Et tu, Ukraine?
The UNHCR and Amnesty International have both expressed concern over the forced return (refoulement) by Ukraine of a group of eleven Sri Lankan asylum seekers. Particularly disturbing is the fact that six of them had applied for refugee status in Ukraine. Their applications were apparently turned down on procedural grounds yet it would seem that they were not provided with the assistance they absolutely required to ensure proper consideration of their applications.
The following is the statement released by the UNHCR.
The UN refugee agency expressed concern on Friday about the forced return (refoulement) by Ukraine of a group of eleven Sri Lankan asylum seekers. The expulsions took place on Tuesday 4 and Wednesday 5 March, 2008. The eleven Sri Lankans were returned to Colombo via Dubai
The eleven were registered and provided with documentation by UNHCR in Kyiv in December 2007, but were apprehended and detained because they had entered into Ukraine illegally. On several occasions, UNHCR requested that these individuals be granted effective access to an examination of the substance of their asylum claims.
UNHCR is concerned about the violation of the fundamental procedural rights of this group.

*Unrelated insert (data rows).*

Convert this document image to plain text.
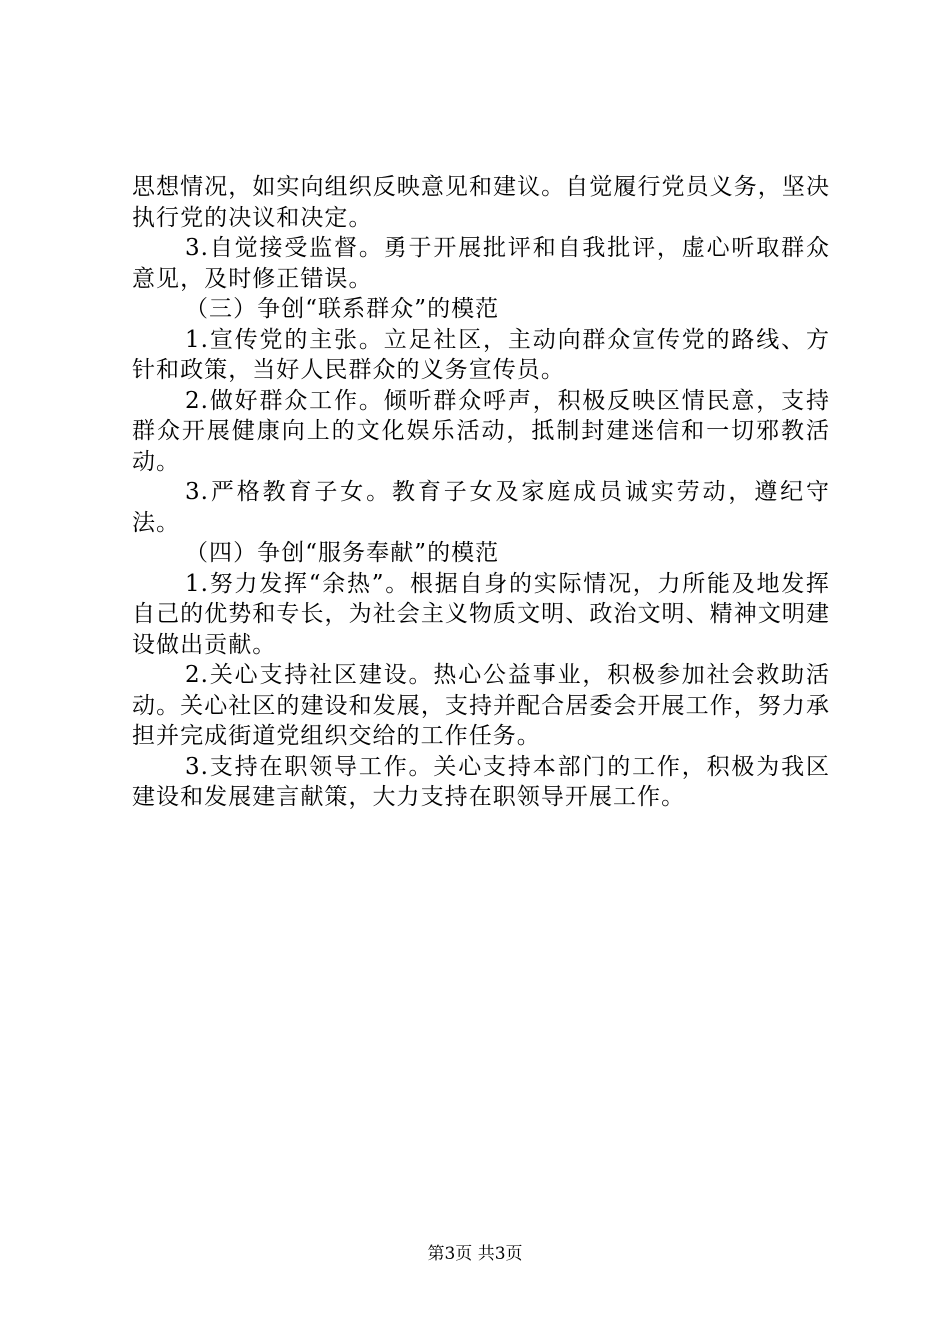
思想情况，如实向组织反映意见和建议。自觉履行党员义务，坚决执行党的决议和决定。

3.自觉接受监督。勇于开展批评和自我批评，虚心听取群众意见，及时修正错误。

（三）争创“联系群众”的模范

1.宣传党的主张。立足社区，主动向群众宣传党的路线、方针和政策，当好人民群众的义务宣传员。

2.做好群众工作。倾听群众呼声，积极反映区情民意，支持群众开展健康向上的文化娱乐活动，抵制封建迷信和一切邪教活动。

3.严格教育子女。教育子女及家庭成员诚实劳动，遵纪守法。

（四）争创“服务奉献”的模范

1.努力发挥“余热”。根据自身的实际情况，力所能及地发挥自己的优势和专长，为社会主义物质文明、政治文明、精神文明建设做出贡献。

2.关心支持社区建设。热心公益事业，积极参加社会救助活动。关心社区的建设和发展，支持并配合居委会开展工作，努力承担并完成街道党组织交给的工作任务。

3.支持在职领导工作。关心支持本部门的工作，积极为我区建设和发展建言献策，大力支持在职领导开展工作。

第3页 共3页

As a signatory to the 1951 UN Refugee Convention, Ukraine should have provided access to interpreters, legal representation and the right to appeal against the expulsion order, as well as an effective access to asylum procedures.
UNHCR reiterates the importance of the principle of non-refoulement, under which no refugee or asylum seeker should be forcibly returned to their country of origin, in accordance with international and Ukrainian law.
7 March 2008 UNHCR Press Releases
More information is obviously needed as is a response from the Ukrainian authorities both to Ukrainians and to the international community as to how this could have happened yet again.
In February 2006 Ukraine forcibly returned 11 asylum seekers to Uzbekistan. The scandal which ensued should have taught the authorities something. Instead they seem to have simply tried to keep their heads low, coming up with different improbable stories, until the scandal died down.
And now theyve done it again. The circumstances are different however the principle of non-refoulement is binding on all countries.
It may also be necessary to consider how all organizations working to prevent human rights violations should work together. It would seem that negotiations were underway and presumably it was thought unlikely that the authorities would take such an outrageous step.
If the authorities are prepared to violate principles of international law, then we should perhaps ensure maximum publicity before it is too late.
Once people have been sent back to countries where their lives may be in danger or they may face torture, however much we berate the authorities it is too late to help their victims.
This must be prevented.
And the authorities must be shown that the scandal will not die down, and that we will demand answers.